L'enlisement - Le lock-out au Journal de Montréal aura un an dimanche

C'est l'impasse, totale et brutale. Un an après le lock-out imposé le 24 janvier 2009, les quelque 250 employés du Journal de Montréal battent encore et toujours le pavé. Le quotidien produit par les cadres tire à tout autant d'exemplaires. L'ombre d'un début de semblant de rapprochement des parties en conflit n'existe tout simplement pas.

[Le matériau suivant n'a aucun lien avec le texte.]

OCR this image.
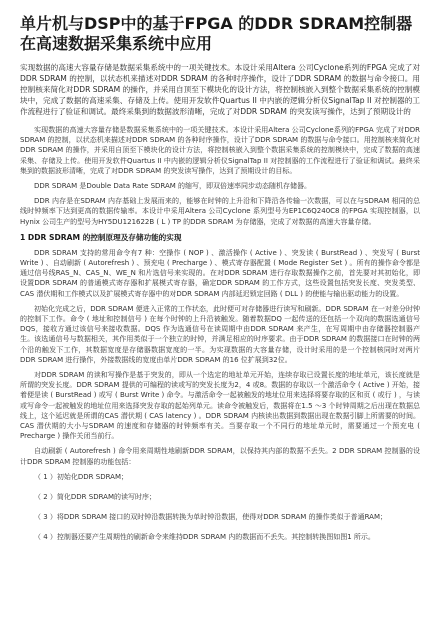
单片机与DSP中的基于FPGA 的DDR SDRAM控制器在高速数据采集系统中应用

实现数据的高速大容量存储是数据采集系统中的一项关键技术。本设计采用Altera 公司Cyclone系列的FPGA 完成了对DDR SDRAM 的控制，以状态机来描述对DDR SDRAM 的各种时序操作，设计了DDR SDRAM 的数据与命令接口。用控制核来简化对DDR SDRAM 的操作，并采用自顶至下模块化的设计方法，将控制核嵌入到整个数据采集系统的控制模块中，完成了数据的高速采集、存储及上传。使用开发软件Quartus II 中内嵌的逻辑分析仪SignalTap II 对控制器的工作流程进行了验证和调试。最终采集到的数据波形清晰，完成了对DDR SDRAM 的突发读写操作，达到了预期设计的

实现数据的高速大容量存储是数据采集系统中的一项关键技术。本设计采用Altera 公司Cyclone系列的FPGA 完成了对DDR SDRAM 的控制，以状态机来描述对DDR SDRAM 的各种时序操作，设计了DDR SDRAM 的数据与命令接口。用控制核来简化对DDR SDRAM 的操作，并采用自顶至下模块化的设计方法，将控制核嵌入到整个数据采集系统的控制模块中，完成了数据的高速采集、存储及上传。使用开发软件Quartus II 中内嵌的逻辑分析仪SignalTap II 对控制器的工作流程进行了验证和调试。最终采集到的数据波形清晰，完成了对DDR SDRAM 的突发读写操作，达到了预期设计的目标。

DDR SDRAM 是Double Data Rate SDRAM 的缩写，即双倍速率同步动态随机存储器。

DDR 内存是在SDRAM 内存基础上发展而来的，能够在时钟的上升沿和下降沿各传输一次数据，可以在与SDRAM 相同的总线时钟频率下达到更高的数据传输率。本设计中采用Altera 公司Cyclone 系列型号为EP1C6Q240C8 的FPGA 实现控制器，以Hynix 公司生产的型号为HY5DU121622B ( L ) TP 的DDR SDRAM 为存储器，完成了对数据的高速大容量存储。

1 DDR SDRAM 的控制原理及存储功能的实现

DDR SDRAM 支持的常用命令有7 种：空操作 ( NOP ) 、激活操作 ( Active ) 、突发读 ( BurstRead ) 、突发写 ( Burst Write ) 、自动刷新 ( Autorefresh ) 、预充电 ( Precharge ) 、模式寄存器配置 ( Mode Register Set ) 。所有的操作命令都是通过信号线RAS_N、CAS_N、WE_N 和片选信号来实现的。在对DDR SDRAM 进行存取数据操作之前，首先要对其初始化，即设置DDR SDRAM 的普通模式寄存器和扩展模式寄存器，确定DDR SDRAM 的工作方式，这些设置包括突发长度、突发类型、CAS 潜伏期和工作模式以及扩展模式寄存器中的对DDR SDRAM 内部延迟锁定回路 ( DLL ) 的使能与输出驱动能力的设置。

初始化完成之后，DDR SDRAM 便进入正常的工作状态，此时便可对存储器进行读写和刷新。DDR SDRAM 在一对差分时钟的控制下工作。命令 ( 地址和控制信号 ) 在每个时钟的上升沿被触发。随着数据DQ 一起传送的还包括一个双向的数据选通信号DQS，接收方通过该信号来接收数据。DQS 作为选通信号在读周期中由DDR SDRAM 来产生，在写周期中由存储器控制器产生。该选通信号与数据相关，其作用类似于一个独立的时钟，并满足相应的时序要求。由于DDR SDRAM 的数据接口在时钟的两个沿的触发下工作，其数据宽度是存储器数据宽度的一半。为实现数据的大容量存储，设计时采用的是一个控制核同时对两片DDR SDRAM 进行操作，外接数据线的宽度由单片DDR SDRAM 的16 位扩展到32位。

对DDR SDRAM 的读和写操作是基于突发的，即从一个选定的地址单元开始，连续存取已设置长度的地址单元，该长度就是所谓的突发长度。DDR SDRAM 提供的可编程的读或写的突发长度为2，4 或8。数据的存取以一个激活命令 ( Active ) 开始，接着便是读 ( BurstRead ) 或写 ( Burst Write ) 命令。与激活命令一起被触发的地址位用来选择将要存取的区和页 ( 或行 ) ，与读或写命令一起被触发的地址位用来选择突发存取的起始列单元。读命令被触发后，数据将在1.5 ～3 个时钟周期之后出现在数据总线上，这个延迟就是所谓的CAS 潜伏期 ( CAS latency ) 。DDR SDRAM 内核读出数据到数据出现在数据引脚上所需要的时间。CAS 潜伏期的大小与SDRAM 的速度和存储器的时钟频率有关。当要存取一个不同行的地址单元时，需要通过一个预充电 ( Precharge ) 操作关闭当前行。

自动刷新 ( Autorefresh ) 命令用来周期性地刷新DDR SDRAM，以保持其内部的数据不丢失。2 DDR SDRAM 控制器的设计DDR SDRAM 控制器的功能包括：

（ 1 ）初始化DDR SDRAM；
（ 2 ）简化DDR SDRAM的读写时序；
（ 3 ）将DDR SDRAM 接口的双时钟沿数据转换为单时钟沿数据，使得对DDR SDRAM 的操作类似于普通RAM；
（ 4 ）控制器还要产生周期性的刷新命令来维持DDR SDRAM 内的数据而不丢失。其控制转换图如图1 所示。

«On n'a pas la clé de ce conflit-là», a dit hier matin Raynald Leblanc, président du Syndicat des travailleurs de l'information du Journal de Montréal (STIJM), en annonçant l'organisation d'une «soirée de solidarité», en chansons, ce dimanche 24 janvier, jour anniversaire du lock-out. «Il n'y a qu'une personne qui ait la clé, c'est Pierre Karl Péladeau [propriétaire de Quebecor et donc du Journal]. Notre seule clé, c'est notre volonté de vouloir négocier. Nous, on veut que M. Péladeau nous mette sur la table ne serait-ce que son plan d'affaires, ses problèmes, qu'on en discute et qu'on arrive à des solutions.»

Il n'y a eu aucun échange depuis le 11 décembre. Les mandataires de Quebecor ont alors réitéré leur volonté ferme de mettre à pied des employés, notamment dans les secteurs jugés dorénavant inutiles ou improductifs, par exemple celui des petites annonces, lessivées par les sites comme ebay.ca ou lespac.com.

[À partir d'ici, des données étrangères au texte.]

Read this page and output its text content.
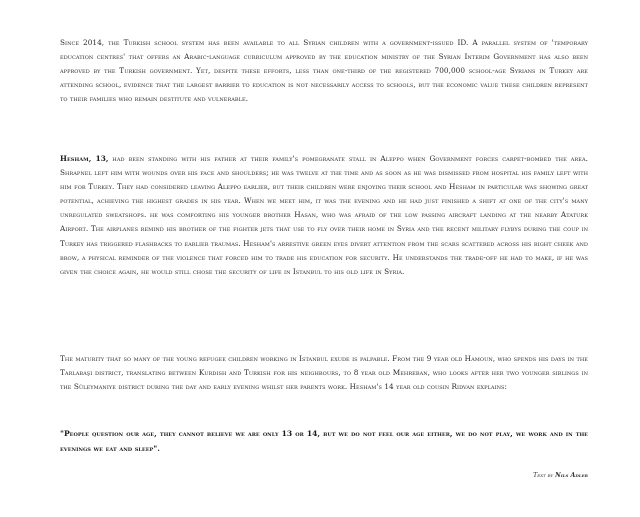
Since 2014, the Turkish school system has been available to all Syrian children with a government-issued ID. A parallel system of 'temporary education centres' that offers an Arabic-language curriculum approved by the education ministry of the Syrian Interim Government has also been approved by the Turkish government. Yet, despite these efforts, less than one-third of the registered 700,000 school-age Syrians in Turkey are attending school, evidence that the largest barrier to education is not necessarily access to schools, but the economic value these children represent to their families who remain destitute and vulnerable.

Hesham, 13, had been standing with his father at their family's pomegranate stall in Aleppo when Government forces carpet-bombed the area. Shrapnel left him with wounds over his face and shoulders; he was twelve at the time and as soon as he was dismissed from hospital his family left with him for Turkey. They had considered leaving Aleppo earlier, but their children were enjoying their school and Hesham in particular was showing great potential, achieving the highest grades in his year. When we meet him, it was the evening and he had just finished a shift at one of the city's many unregulated sweatshops. he was comforting his younger brother Hasan, who was afraid of the low passing aircraft landing at the nearby Ataturk Airport. The airplanes remind his brother of the fighter jets that use to fly over their home in Syria and the recent military flybys during the coup in Turkey has triggered flashbacks to earlier traumas. Hesham's arrestive green eyes divert attention from the scars scattered across his right cheek and brow, a physical reminder of the violence that forced him to trade his education for security. He understands the trade-off he had to make, if he was given the choice again, he would still chose the security of life in Istanbul to his old life in Syria.

The maturity that so many of the young refugee children working in Istanbul exude is palpable. From the 9 year old Hamoun, who spends his days in the Tarlabaşi district, translating between Kurdish and Turkish for his neighbours, to 8 year old Mehreban, who looks after her two younger siblings in the Süleymaniye district during the day and early evening whilst her parents work. Hesham's 14 year old cousin Ridvan explains:

"People question our age, they cannot believe we are only 13 or 14, but we do not feel our age either, we do not play, we work and in the evenings we eat and sleep".

Text by Nils Adler
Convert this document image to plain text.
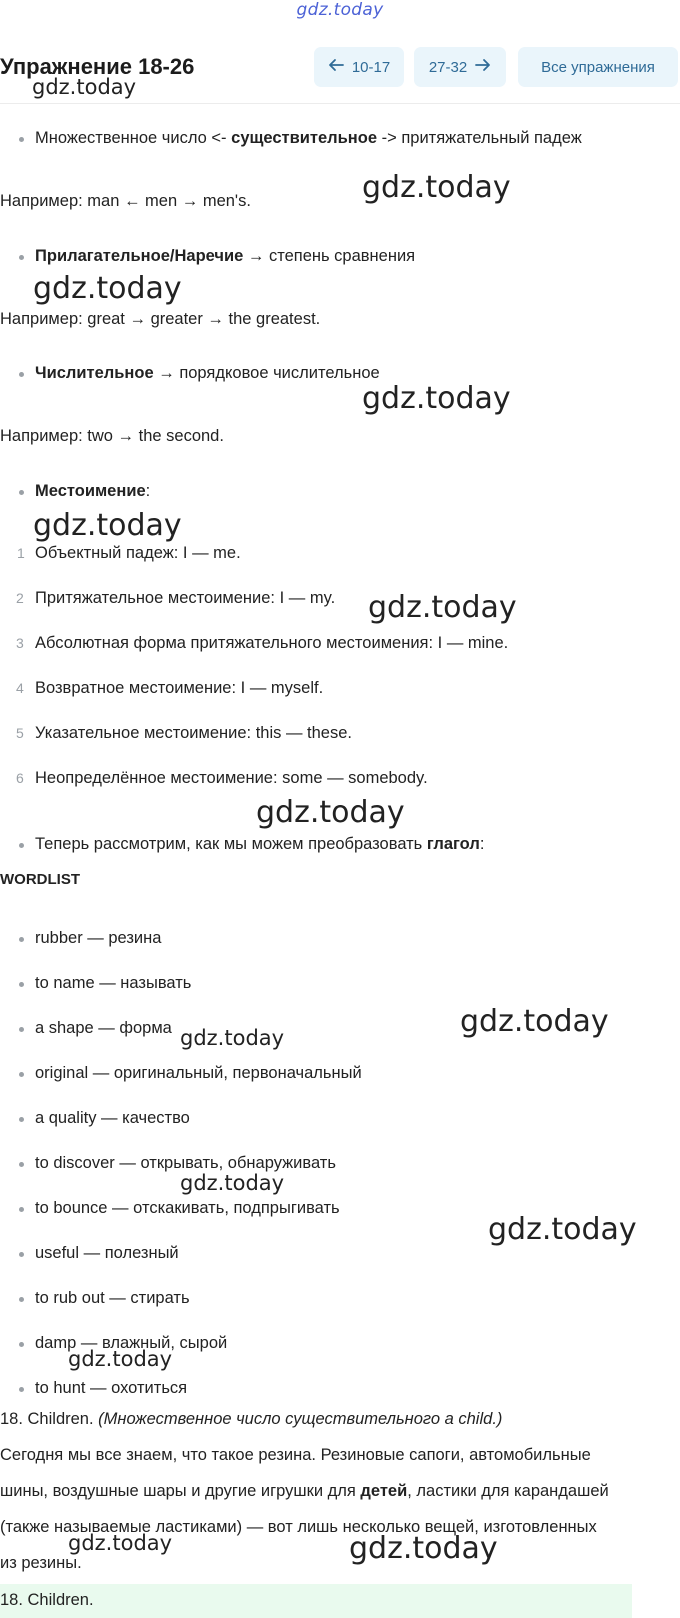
gdz.today
Упражнение 18-26	10-17	27-32	Все упражнения
Множественное число <- существительное -> притяжательный падеж
Например: man ← men → men's.
Прилагательное/Наречие → степень сравнения
Например: great → greater → the greatest.
Числительное → порядковое числительное
Например: two → the second.
Местоимение:
1 Объектный падеж: I — me.
2 Притяжательное местоимение: I — my.
3 Абсолютная форма притяжательного местоимения: I — mine.
4 Возвратное местоимение: I — myself.
5 Указательное местоимение: this — these.
6 Неопределённое местоимение: some — somebody.
Теперь рассмотрим, как мы можем преобразовать глагол:
WORDLIST
rubber — резина
to name — называть
a shape — форма
original — оригинальный, первоначальный
a quality — качество
to discover — открывать, обнаруживать
to bounce — отскакивать, подпрыгивать
useful — полезный
to rub out — стирать
damp — влажный, сырой
to hunt — охотиться
18. Children. (Множественное число существительного a child.)
Сегодня мы все знаем, что такое резина. Резиновые сапоги, автомобильные
шины, воздушные шары и другие игрушки для детей, ластики для карандашей
(также называемые ластиками) — вот лишь несколько вещей, изготовленных
из резины.
18. Children.
gdz.today
gdz.today
gdz.today
gdz.today
gdz.today
gdz.today
gdz.today
gdz.today
gdz.today
gdz.today
gdz.today
gdz.today
gdz.today	gdz.today
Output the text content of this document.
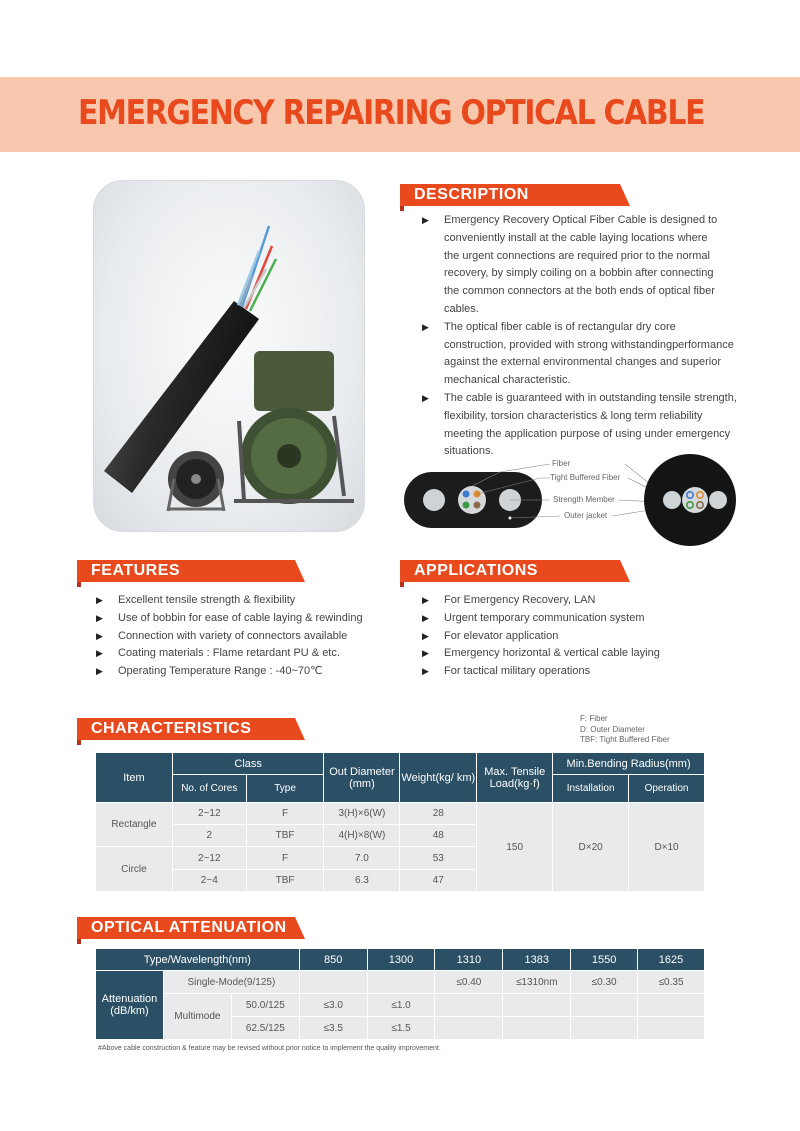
EMERGENCY REPAIRING OPTICAL CABLE
DESCRIPTION
▶ Emergency Recovery Optical Fiber Cable is designed to
conveniently install at the cable laying locations where
the urgent connections are required prior to the normal
recovery, by simply coiling on a bobbin after connecting
the common connectors at the both ends of optical fiber
cables.
▶ The optical fiber cable is of rectangular dry core
construction, provided with strong withstandingperformance
against the external environmental changes and superior
mechanical characteristic.
▶ The cable is guaranteed with in outstanding tensile strength,
flexibility, torsion characteristics & long term reliability
meeting the application purpose of using under emergency
situations.
Fiber
Tight Buffered Fiber
Strength Member
Outer jacket
FEATURES
▶ Excellent tensile strength & flexibility
▶ Use of bobbin for ease of cable laying & rewinding
▶ Connection with variety of connectors available
▶ Coating materials : Flame retardant PU & etc.
▶ Operating Temperature Range : -40~70℃
APPLICATIONS
▶ For Emergency Recovery, LAN
▶ Urgent temporary communication system
▶ For elevator application
▶ Emergency horizontal & vertical cable laying
▶ For tactical military operations
CHARACTERISTICS
F: Fiber
D: Outer Diameter
TBF: Tight Buffered Fiber
Item	Class		Out Diameter (mm)	Weight(kg/ km)	Max. Tensile Load(kg·f)	Min.Bending Radius(mm)	
	No. of Cores	Type				Installation	Operation
Rectangle	2~12	F	3(H)×6(W)	28	150	D×20	D×10
	2	TBF	4(H)×8(W)	48			
Circle	2~12	F	7.0	53			
	2~4	TBF	6.3	47			
OPTICAL ATTENUATION
Type/Wavelength(nm)			850	1300	1310	1383	1550	1625
Attenuation (dB/km)	Single-Mode(9/125)				≤0.40	≤1310nm	≤0.30	≤0.35
	Multimode	50.0/125	≤3.0	≤1.0				
		62.5/125	≤3.5	≤1.5				
#Above cable construction & feature may be revised without prior notice to implement the quality improvement.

«Le bilan qu'on fait, c'est que la crise structurelle qui touche les journaux nous oblige à adapter notre force de travail, commente Isabelle Dessureault, vice-présidente affaires publiques de Quebecor Media. Nous l'avons répété depuis des mois: l'élément qui achoppe concerne les mises à pied. Tout le reste dépend des négociations autour des postes à éliminer.»

Mme Dessureault refuse de préciser combien des 253 employés la direction veut passer à la trappe. Elle ajoute cependant que des primes allant jusqu'à un an et demi de salaire, soit plus de 100 000 $, ont été offertes aux personnes touchées.

Depuis un an, les syndiqués reçoivent 76 % de leur salaire habituel, une somme versée par les caisses syndicales (CSN, FNC et le STIJM). Le site Internet ruefrontenac.com génère de plus en plus de revenus selon les syndiqués et pourrait bientôt contribuer au «fonds de défense professionnelle» en lieu et place du syndicat des travailleurs de l'information.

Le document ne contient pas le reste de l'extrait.